D'ailleurs (et l'observation en a déjà été faite plus d'une fois dans cette discussion) les élèves, qui sont en mission sur les travaux, y rendent des services réels ; ils consacrent gratuitement au gouvernement leur temps, leur intelligence, l'instruction qu'ils ont déjà acquise. N'est-ce pas assez ? Peut-on exiger d'eux, de leurs familles, un sacrifice de plus ?

Veuillez, messieurs, remarquer que le crédit dont il s'agit a été demandé par le gouvernement en exécution d'un vœu de la chambre. Dans la discussion du budget des travaux publics de 1845 et 1846, plusieurs membres ont fait sentir à M. le ministre des travaux publics la nécessité de donner une indemnité aux élèves employés sur les travaux.
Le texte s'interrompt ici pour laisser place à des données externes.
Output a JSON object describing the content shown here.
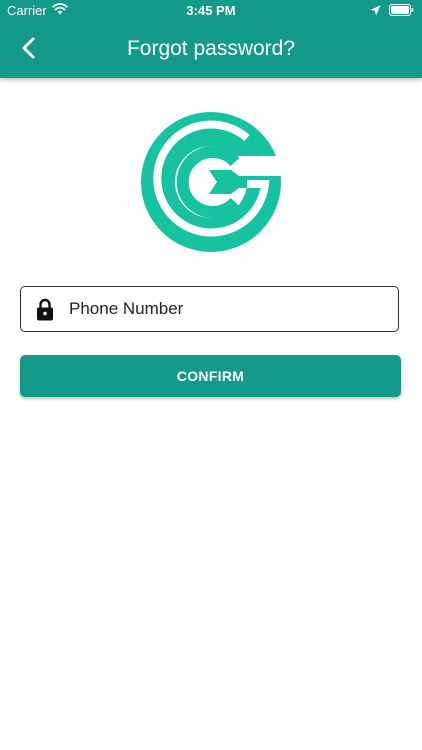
{
  "status_bar": {
    "carrier": "Carrier",
    "time": "3:45 PM",
    "wifi_icon": "wifi-icon",
    "location_icon": "location-arrow-icon",
    "battery_icon": "battery-icon"
  },
  "nav": {
    "title": "Forgot password?",
    "back_icon": "chevron-left-icon"
  },
  "logo": {
    "icon": "wrench-g-logo",
    "color": "#17c2a0"
  },
  "form": {
    "phone_placeholder": "Phone Number",
    "phone_value": "",
    "lock_icon": "lock-icon",
    "confirm_label": "CONFIRM"
  },
  "colors": {
    "primary": "#149a8a",
    "logo_accent": "#17c2a0",
    "background": "#ffffff",
    "text": "#222222"
  }
}
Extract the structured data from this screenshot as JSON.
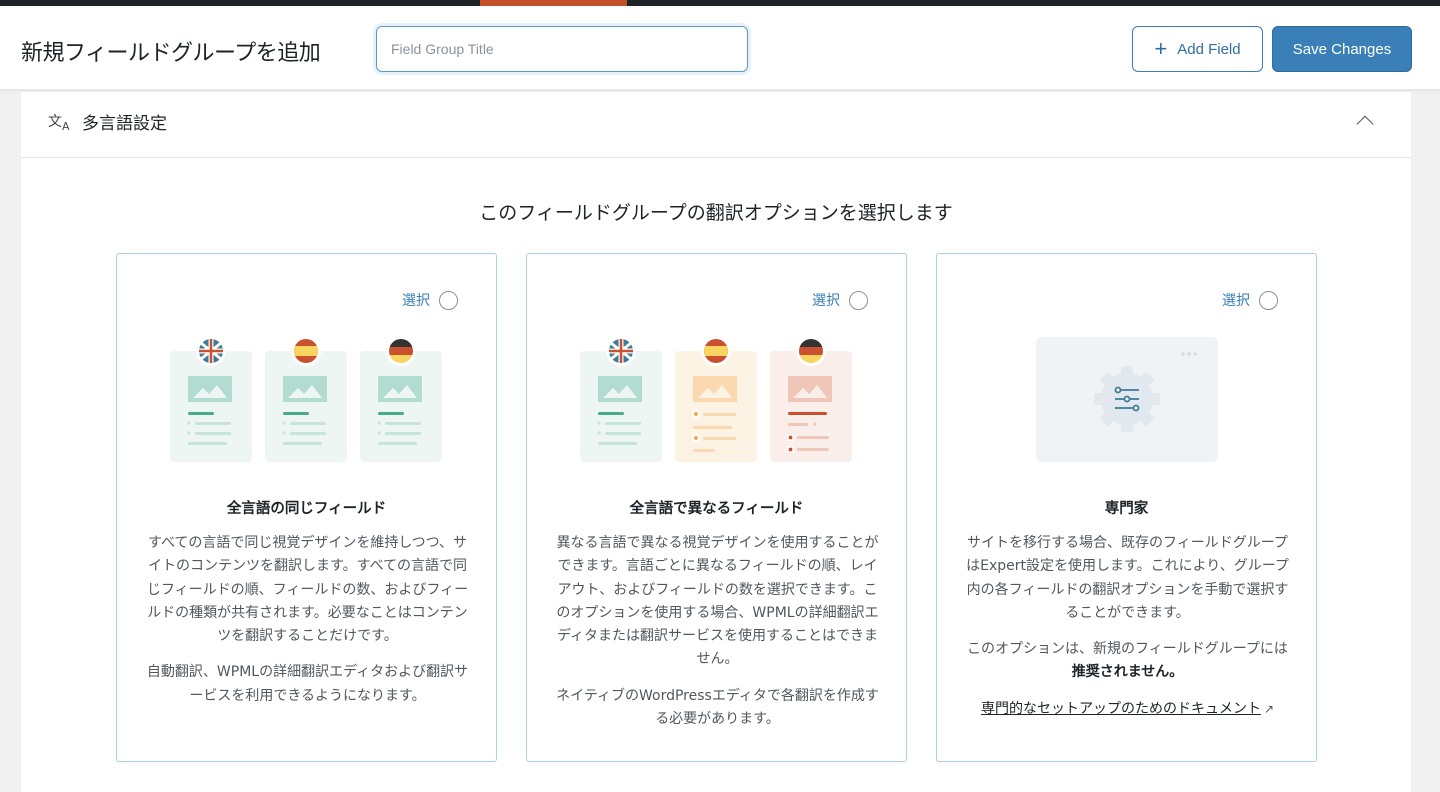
{
  "header": {
    "title": "新規フィールドグループを追加",
    "title_placeholder": "Field Group Title",
    "add_field_label": "Add Field",
    "save_label": "Save Changes"
  },
  "panel": {
    "title": "多言語設定",
    "icon": "translate-icon",
    "heading": "このフィールドグループの翻訳オプションを選択します"
  },
  "cards": [
    {
      "select_label": "選択",
      "title": "全言語の同じフィールド",
      "paragraphs": [
        "すべての言語で同じ視覚デザインを維持しつつ、サイトのコンテンツを翻訳します。すべての言語で同じフィールドの順、フィールドの数、およびフィールドの種類が共有されます。必要なことはコンテンツを翻訳することだけです。",
        "自動翻訳、WPMLの詳細翻訳エディタおよび翻訳サービスを利用できるようになります。"
      ]
    },
    {
      "select_label": "選択",
      "title": "全言語で異なるフィールド",
      "paragraphs": [
        "異なる言語で異なる視覚デザインを使用することができます。言語ごとに異なるフィールドの順、レイアウト、およびフィールドの数を選択できます。このオプションを使用する場合、WPMLの詳細翻訳エディタまたは翻訳サービスを使用することはできません。",
        "ネイティブのWordPressエディタで各翻訳を作成する必要があります。"
      ]
    },
    {
      "select_label": "選択",
      "title": "専門家",
      "paragraphs": [
        "サイトを移行する場合、既存のフィールドグループはExpert設定を使用します。これにより、グループ内の各フィールドの翻訳オプションを手動で選択することができます。"
      ],
      "note_prefix": "このオプションは、新規のフィールドグループには",
      "note_bold": "推奨されません。",
      "link": "専門的なセットアップのためのドキュメント"
    }
  ],
  "colors": {
    "accent": "#3a7fb8",
    "topbar": "#1d2327",
    "topbar_active": "#c4502b"
  }
}
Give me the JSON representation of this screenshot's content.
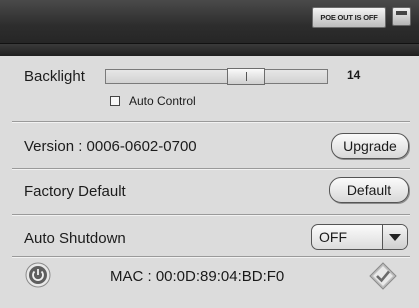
{
  "header": {
    "poe_status": "POE OUT IS OFF"
  },
  "backlight": {
    "label": "Backlight",
    "value": "14",
    "level_fraction": 0.66,
    "auto_control_label": "Auto Control",
    "auto_control_checked": false
  },
  "version": {
    "text": "Version : 0006-0602-0700",
    "upgrade_label": "Upgrade"
  },
  "factory": {
    "label": "Factory Default",
    "button_label": "Default"
  },
  "shutdown": {
    "label": "Auto Shutdown",
    "selected": "OFF"
  },
  "footer": {
    "mac": "MAC : 00:0D:89:04:BD:F0"
  },
  "icons": {
    "power": "power-icon",
    "confirm": "checkmark-icon",
    "close": "close-icon"
  }
}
La chambre entière a paru accueillir avec faveur ces réclamations. C'est sous l'empire du vœu ainsi exprimé et accueilli que M. le ministre prit l'engagement de demander un crédit. Et maintenant que le gouvernement le demande, on le rejetterait ! on porterait atteinte à cet établissement que tous nous devons encourager de nos éloges, que tous nous voulons protéger, heureux de voir qu'il prospère et réponde aux espérances du pays !

Et de quelle économie s'agit-il ? D'une misérable somme de 6,000 fr. Voulez-vous qu'à l'occasion d'un établissement, comme celui de Gand, notre seul établissement polytechnique, on dise encore de la chambre qu'elle n'est bonne qu'à voter de grosses dépenses et à faire de petites économies ?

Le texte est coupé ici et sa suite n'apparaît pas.